New budget: Hungary scores another fiscal goal in the European cup of financial stability

While Hungary’s national football team continues to surprise at the UEFA European Championship, Hungary surprises in another European competition. For the second year in a row, the country accepted next year’s budget during the spring parliamentary session to build on Hungary’s favorable economic prospects in today’s Europe. Next year’s budget is Hungary’s secret formula to advance on its debt-slashing, GDP growth path.

Tax cuts and a boost to the construction sector best describe Hungary’s 2017 budget that was accepted last Monday, just in time for most ministers and MPs to fulfill another sweet national duty: cheering on the country’s national football team. With economic forecasts projecting growth of 3.1 percent, low inflation, an ESA fiscal deficit of 2.4 percent and a lower general government debt-to-GDP ratio, the 2017 national budget is, similar to previous years, expected to beat many other EU Member States’ projections. So optimism is due, but we should not forget the long path ahead.

One of the greatest financial innovations in next year’s budget is the separation of development and operational costs. This strict financial planning allows only the former to qualify for deficit funding. In other words, Hungary only takes loans for projects that invest in its future, while state spending on its functioning will not exceed its revenues.

The budget leaves 55 billion HUF with households, lowers the VAT on certain products and offers a career model to public servants after rationalizing the public sector. All these aim to boost domestic consumption.

2017’s budget projects a record high surplus, up to HUF 205 billion, higher than in previous years. It is a clear sign that Hungary, despite upcoming elections in 2018, is dedicated to maintaining strict financial control, similar to its budgets of 2013 and 2014. When the first Orbán government was voted out in 2002, Hungary’s debt-to-GDP ratio was well below the Maastricht threshold of 60 percent, and in the three years of irresponsible spending by the Socialist-led government that followed, Hungary’s debt-to-GDP peaked well above 80 percent. After next year’s budget, the debt-to-GDP ratio is expected to shrink below 70 percent again, while the economy is expected to continue growing.

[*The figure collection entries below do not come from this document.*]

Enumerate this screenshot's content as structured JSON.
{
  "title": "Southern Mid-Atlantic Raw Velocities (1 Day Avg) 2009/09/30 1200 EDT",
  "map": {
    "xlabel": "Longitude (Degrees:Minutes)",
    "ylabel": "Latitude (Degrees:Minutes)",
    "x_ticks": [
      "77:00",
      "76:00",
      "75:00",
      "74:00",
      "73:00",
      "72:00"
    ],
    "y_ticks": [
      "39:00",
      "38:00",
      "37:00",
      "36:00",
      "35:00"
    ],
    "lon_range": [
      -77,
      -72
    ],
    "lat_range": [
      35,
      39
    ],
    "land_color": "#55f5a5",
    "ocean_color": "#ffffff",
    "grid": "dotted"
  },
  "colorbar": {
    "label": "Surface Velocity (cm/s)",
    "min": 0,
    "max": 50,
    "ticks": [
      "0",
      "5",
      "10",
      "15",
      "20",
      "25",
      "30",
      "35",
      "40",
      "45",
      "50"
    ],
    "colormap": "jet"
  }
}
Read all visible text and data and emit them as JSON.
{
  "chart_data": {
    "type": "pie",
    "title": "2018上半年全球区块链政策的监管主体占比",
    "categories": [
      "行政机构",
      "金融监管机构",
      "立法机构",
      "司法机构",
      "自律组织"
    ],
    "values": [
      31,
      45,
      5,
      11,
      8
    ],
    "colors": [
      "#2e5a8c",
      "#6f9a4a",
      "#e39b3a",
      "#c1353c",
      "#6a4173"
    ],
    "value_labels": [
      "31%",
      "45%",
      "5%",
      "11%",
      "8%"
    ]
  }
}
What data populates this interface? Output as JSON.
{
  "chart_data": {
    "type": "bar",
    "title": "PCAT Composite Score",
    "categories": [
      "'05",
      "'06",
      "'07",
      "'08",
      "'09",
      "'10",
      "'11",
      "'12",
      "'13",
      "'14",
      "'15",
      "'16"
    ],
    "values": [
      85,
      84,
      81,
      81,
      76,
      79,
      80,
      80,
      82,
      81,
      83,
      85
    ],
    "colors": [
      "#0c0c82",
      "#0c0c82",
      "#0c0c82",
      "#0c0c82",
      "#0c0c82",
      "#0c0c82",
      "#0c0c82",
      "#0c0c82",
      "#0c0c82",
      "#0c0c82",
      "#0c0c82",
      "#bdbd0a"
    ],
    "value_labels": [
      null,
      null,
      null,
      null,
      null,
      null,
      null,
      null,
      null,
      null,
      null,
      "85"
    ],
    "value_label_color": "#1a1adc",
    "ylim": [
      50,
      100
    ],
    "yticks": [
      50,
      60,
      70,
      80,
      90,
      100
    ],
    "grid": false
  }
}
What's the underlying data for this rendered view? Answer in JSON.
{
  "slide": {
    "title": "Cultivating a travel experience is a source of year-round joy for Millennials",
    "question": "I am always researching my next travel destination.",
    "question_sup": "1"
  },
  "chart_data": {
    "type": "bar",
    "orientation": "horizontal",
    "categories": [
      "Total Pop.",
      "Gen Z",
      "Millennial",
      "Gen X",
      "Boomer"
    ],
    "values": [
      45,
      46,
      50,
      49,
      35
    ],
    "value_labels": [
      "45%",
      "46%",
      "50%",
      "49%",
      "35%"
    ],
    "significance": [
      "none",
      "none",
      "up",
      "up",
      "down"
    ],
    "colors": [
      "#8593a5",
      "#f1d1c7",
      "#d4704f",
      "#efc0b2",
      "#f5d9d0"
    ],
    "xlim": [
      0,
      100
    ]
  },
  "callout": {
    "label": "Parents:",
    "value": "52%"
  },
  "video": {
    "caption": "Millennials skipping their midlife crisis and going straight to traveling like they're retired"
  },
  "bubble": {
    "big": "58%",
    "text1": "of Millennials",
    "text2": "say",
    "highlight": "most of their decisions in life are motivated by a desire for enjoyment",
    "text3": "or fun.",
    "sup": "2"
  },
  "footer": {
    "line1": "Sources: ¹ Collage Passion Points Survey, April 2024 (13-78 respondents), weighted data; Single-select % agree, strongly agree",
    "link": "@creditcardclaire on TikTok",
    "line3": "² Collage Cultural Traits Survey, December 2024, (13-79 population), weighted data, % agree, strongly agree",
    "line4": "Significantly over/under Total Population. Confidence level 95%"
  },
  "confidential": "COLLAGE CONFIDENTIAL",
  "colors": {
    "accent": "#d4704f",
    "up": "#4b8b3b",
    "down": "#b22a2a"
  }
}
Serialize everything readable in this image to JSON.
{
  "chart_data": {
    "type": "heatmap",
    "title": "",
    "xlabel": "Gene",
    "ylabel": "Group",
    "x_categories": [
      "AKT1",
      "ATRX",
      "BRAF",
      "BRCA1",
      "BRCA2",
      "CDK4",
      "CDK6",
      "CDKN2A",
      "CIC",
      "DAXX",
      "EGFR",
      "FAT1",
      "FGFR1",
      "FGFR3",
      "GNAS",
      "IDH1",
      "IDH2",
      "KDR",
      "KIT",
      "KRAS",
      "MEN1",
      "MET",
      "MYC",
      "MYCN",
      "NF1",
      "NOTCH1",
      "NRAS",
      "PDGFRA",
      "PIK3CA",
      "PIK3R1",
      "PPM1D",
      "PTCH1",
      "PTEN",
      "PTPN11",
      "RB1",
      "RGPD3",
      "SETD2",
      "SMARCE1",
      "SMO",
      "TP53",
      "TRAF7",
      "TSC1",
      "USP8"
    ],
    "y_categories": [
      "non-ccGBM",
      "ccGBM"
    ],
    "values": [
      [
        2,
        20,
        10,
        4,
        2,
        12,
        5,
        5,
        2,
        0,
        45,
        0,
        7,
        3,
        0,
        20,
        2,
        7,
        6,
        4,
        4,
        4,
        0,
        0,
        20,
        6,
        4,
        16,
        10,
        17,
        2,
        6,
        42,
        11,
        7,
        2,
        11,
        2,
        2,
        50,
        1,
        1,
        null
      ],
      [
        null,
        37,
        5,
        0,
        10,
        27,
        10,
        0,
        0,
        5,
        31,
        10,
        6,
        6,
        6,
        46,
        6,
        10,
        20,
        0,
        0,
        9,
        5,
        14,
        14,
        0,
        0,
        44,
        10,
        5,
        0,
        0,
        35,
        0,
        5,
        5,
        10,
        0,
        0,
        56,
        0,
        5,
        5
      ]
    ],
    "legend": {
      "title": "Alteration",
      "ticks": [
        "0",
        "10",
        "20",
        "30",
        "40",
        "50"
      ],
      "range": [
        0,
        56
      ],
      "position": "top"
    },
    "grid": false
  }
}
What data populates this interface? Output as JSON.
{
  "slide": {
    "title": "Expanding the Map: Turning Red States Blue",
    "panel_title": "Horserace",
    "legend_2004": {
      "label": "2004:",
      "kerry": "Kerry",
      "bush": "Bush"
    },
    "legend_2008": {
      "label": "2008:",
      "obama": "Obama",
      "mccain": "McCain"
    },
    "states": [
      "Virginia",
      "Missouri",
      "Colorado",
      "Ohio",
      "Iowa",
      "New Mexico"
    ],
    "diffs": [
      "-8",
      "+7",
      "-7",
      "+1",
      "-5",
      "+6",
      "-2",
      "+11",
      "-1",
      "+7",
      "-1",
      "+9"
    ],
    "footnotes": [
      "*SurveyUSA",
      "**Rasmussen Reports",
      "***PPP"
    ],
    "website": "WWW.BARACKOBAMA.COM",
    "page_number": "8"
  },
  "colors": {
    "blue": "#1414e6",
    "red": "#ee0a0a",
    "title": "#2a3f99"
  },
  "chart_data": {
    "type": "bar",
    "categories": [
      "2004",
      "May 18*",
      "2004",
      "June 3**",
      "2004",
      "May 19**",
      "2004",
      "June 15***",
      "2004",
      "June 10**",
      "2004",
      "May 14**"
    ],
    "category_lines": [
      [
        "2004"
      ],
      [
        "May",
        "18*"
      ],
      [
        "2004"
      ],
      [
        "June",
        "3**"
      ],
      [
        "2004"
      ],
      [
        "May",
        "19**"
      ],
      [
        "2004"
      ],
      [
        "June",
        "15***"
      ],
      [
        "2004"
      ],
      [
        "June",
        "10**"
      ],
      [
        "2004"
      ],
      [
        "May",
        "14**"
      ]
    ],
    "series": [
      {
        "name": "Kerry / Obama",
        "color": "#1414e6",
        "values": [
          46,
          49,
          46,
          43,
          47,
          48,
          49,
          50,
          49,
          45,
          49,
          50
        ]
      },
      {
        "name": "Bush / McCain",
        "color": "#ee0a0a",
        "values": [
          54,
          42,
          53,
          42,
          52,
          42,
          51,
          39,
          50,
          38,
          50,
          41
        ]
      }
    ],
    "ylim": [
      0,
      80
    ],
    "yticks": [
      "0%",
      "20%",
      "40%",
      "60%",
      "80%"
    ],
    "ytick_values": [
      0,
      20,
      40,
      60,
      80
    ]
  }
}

Ten years ago, just two years before the economic crisis, the then Socialist prime minister was caught on tape admitting to faking Hungary’s economic numbers in order to get re-elected. It started as a small snowball, but an economic avalanche soon began to bury Hungary. No sane person would have bet on Hungary’s economic revival back then. Yet, here we are ten years later, with one of the highest GDP growth figures in Europe over the past few years, shrinking debt and historic highs in employment and investment. The 2017 budget, Hungary scores another goal in the struggle for economic progress, beating many other European teams.